Visualizing The Most Important Relationships of 2009-2019 Through The Eyes of TV News

Having had Google's Cloud Natural Language API non-consumptively read through the transcripts of a decade of television news from the Internet Archive's Television News Archive and catalog all of the people, organizations, locations, events, publications, dates and other entities it saw, how might we use this data to visualize the most important connections of the past decade, as seen through television news? It turns out that with a single SQL query in BigQuery and Gephi we can visualize the relationships that defined the past decade.

All Stations

Looking across CNN, MSNBC, Fox News and the evening news broadcasts of ABC, CBS and NBC 2009-2019 and BBC News 2017-2019, what are the top 1,500 most commonly co-occurring pairs of entities? Here we define co-occurrence as the pair of names appearing in the same one-minute window and limit entities to those Google has assigned a unique identifier (MID code) to.

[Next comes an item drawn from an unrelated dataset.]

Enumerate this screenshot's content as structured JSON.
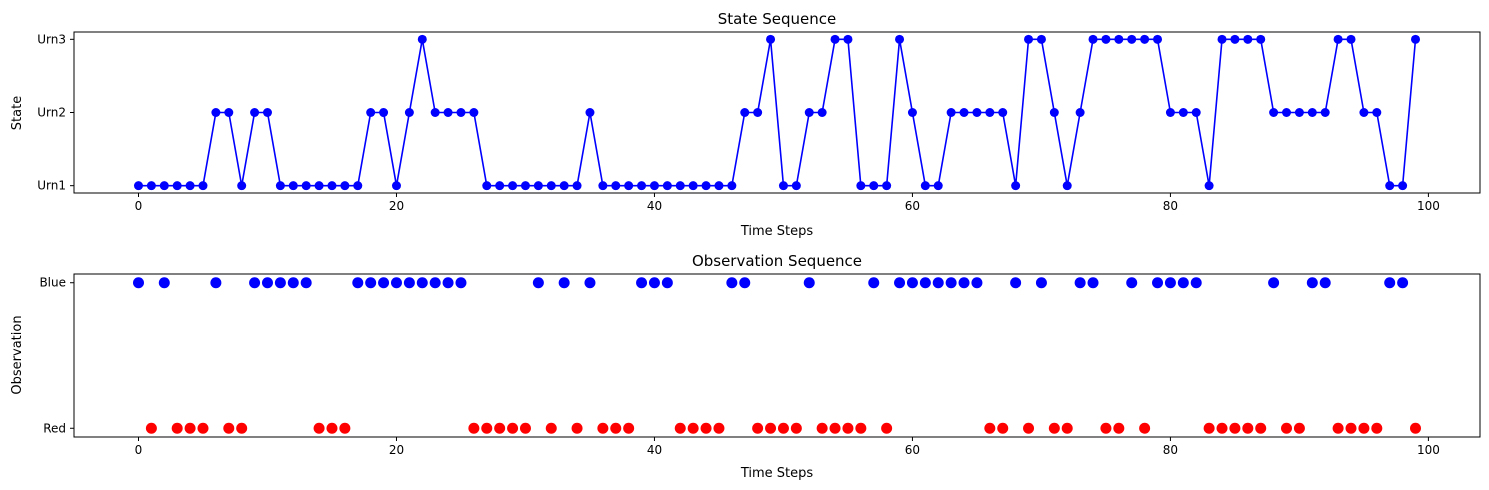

The final graph can be seen below.

Constructing this graph required just a single query, modified from the original by Felipe Hoffa:

SELECT Source, Target, Count RawCount, "Undirected" Type, ( Count/SUM(Count) OVER () ) Weight FROM (
SELECT a.entity Source, b.entity Target, COUNT(*) as Count
FROM (
 (SELECT date, entities.name entity FROM `gdelt-bq.gdeltv2.geg_iatv`, unnest(entities) entities where entities.mid is not null)
) a
JOIN (
 (SELECT date, entities.name entity FROM `gdelt-bq.gdeltv2.geg_iatv`, unnest(entities) entities where entities.mid is not null)
) b
ON a.date=b.date
WHERE a.entity<b.entity
GROUP BY 1,2
ORDER BY 3 DESC
LIMIT 1500
)
order by Count Desc

What if we expanded the co-occurrence window to one hour? The result is below:

 

Using BigQuery's built-in timestamp truncation operator TIMESTAMP_TRUNC(), this is a cinch:

SELECT Source, Target, Count RawCount, "Undirected" Type, ( Count/SUM(Count) OVER () ) Weight FROM (
SELECT a.entity Source, b.entity Target, COUNT(*) as Count
FROM (
 (SELECT TIMESTAMP_TRUNC(date, HOUR) date, entities.name entity FROM `gdelt-bq.gdeltv2.geg_iatv`, unnest(entities) entities where entities.mid is not null)
) a
JOIN (
 (SELECT TIMESTAMP_TRUNC(date, HOUR) date, entities.name entity FROM `gdelt-bq.gdeltv2.geg_iatv`, unnest(entities) entities where entities.mid is not null)
) b
ON a.date=b.date
WHERE a.entity<b.entity
GROUP BY 1,2
ORDER BY 3 DESC
LIMIT 1500
)
order by Count Desc

CNN

 

What if we narrow our gaze just to those relationships captured through CNN's reporting of the past decade? Here once again we use a co-occurrence time interval of one minute to ensure maximum relatedness.

As before, the only change to our query was adding a station filter:

SELECT Source, Target, Count RawCount, "Undirected" Type, ( Count/SUM(Count) OVER () ) Weight FROM (
SELECT a.entity Source, b.entity Target, COUNT(*) as Count
FROM (
 (SELECT date, entities.name entity FROM `gdelt-bq.gdeltv2.geg_iatv`, unnest(entities) entities where entities.mid is not null and Station='CNN')
) a
JOIN (
 (SELECT date, entities.name entity FROM `gdelt-bq.gdeltv2.geg_iatv`, unnest(entities) entities where entities.mid is not null and Station='CNN')
) b
ON a.date=b.date
WHERE a.entity<b.entity
GROUP BY 1,2
ORDER BY 3 DESC
LIMIT 1500
)
order by Count Desc

MSNBC

 

Here is the graph for MSNBC, using the same query:

Fox News

And the same for Fox News:

KGO (ABC)

What about the evening news broadcasts of ABC over the past decade? Here there is a much greater emphasis on the network's personalities.

KPIX (CBS)

And similarly for CBS evening news:

KNTV (NBC)

And for NBC:

BBC News

Finally, BBC News offers a very different take on the most important relationships of the past 3 years, offering a reminder of just how geographically focused the news is.

Once again, the power of Cloud Natural Language API and BigQuery, with open source Gephi creating the visualizations, offers an incredibly powerful lens through which to explore the patterns of global society.